If you are pulled over on suspicion of driving under the influence, can the police force you to take a blood test? Probably not, according to an April, 2013 Supreme Court ruling (Missouri v. McNeely).
In that case, a police officer pulled over a driver, Tyler McNeely, who had been speeding and swerving in traffic. McNeely exhibited several signs of being inebriated including slurred speech and difficulty walking. McNeely refused to submit to a breath test and instead of seeking a court order for a blood test, the officer took McNeely to a hospital, handcuffed him and had a blood test administered. McNeely’s BAC showed a .154 level, almost double the legal limit.
The Missouri Supreme Court threw out McNeely’s DUI conviction, stating that the forced blood test violated the Constitution's prohibition against unreasonable searches and seizures. The general rules is that police need a warrant to take a suspect's blood except when a delay could threaten a life or destroy potential evidence.
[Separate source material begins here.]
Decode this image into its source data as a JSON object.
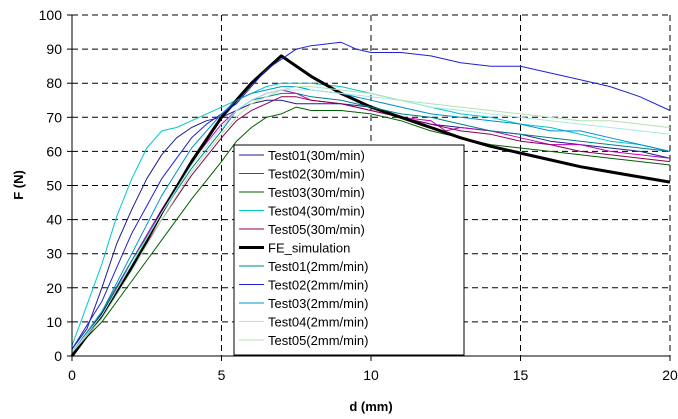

On appeal to the U.S. Supreme Court, McNeely argued that a DUI was not the type of emergency that threatened life or destroyed potential evidence, especially because in Missouri, as in most states, the refusal to take a chemical test results in loss of license privileges and other penalties. The Supreme Court agreed with McNeely and tossed the DUI conviction. In summary, despite the urging of the state of Missouri and the federal government, the Supreme Court refused to grant a blanket license to police officers to permit warrantless blood testing in DUI cases. However, the Supreme Court held that such decisions would be made on a case by case basis – indicating that there may be some alcohol related driving arrests that may qualify as exigencies permitting warrantless blood tests.
One Supreme Court Justice, Clarence Thomas, disagreed with his colleagues stating that a warrantless blood test does not violate a suspect's constitutional rights.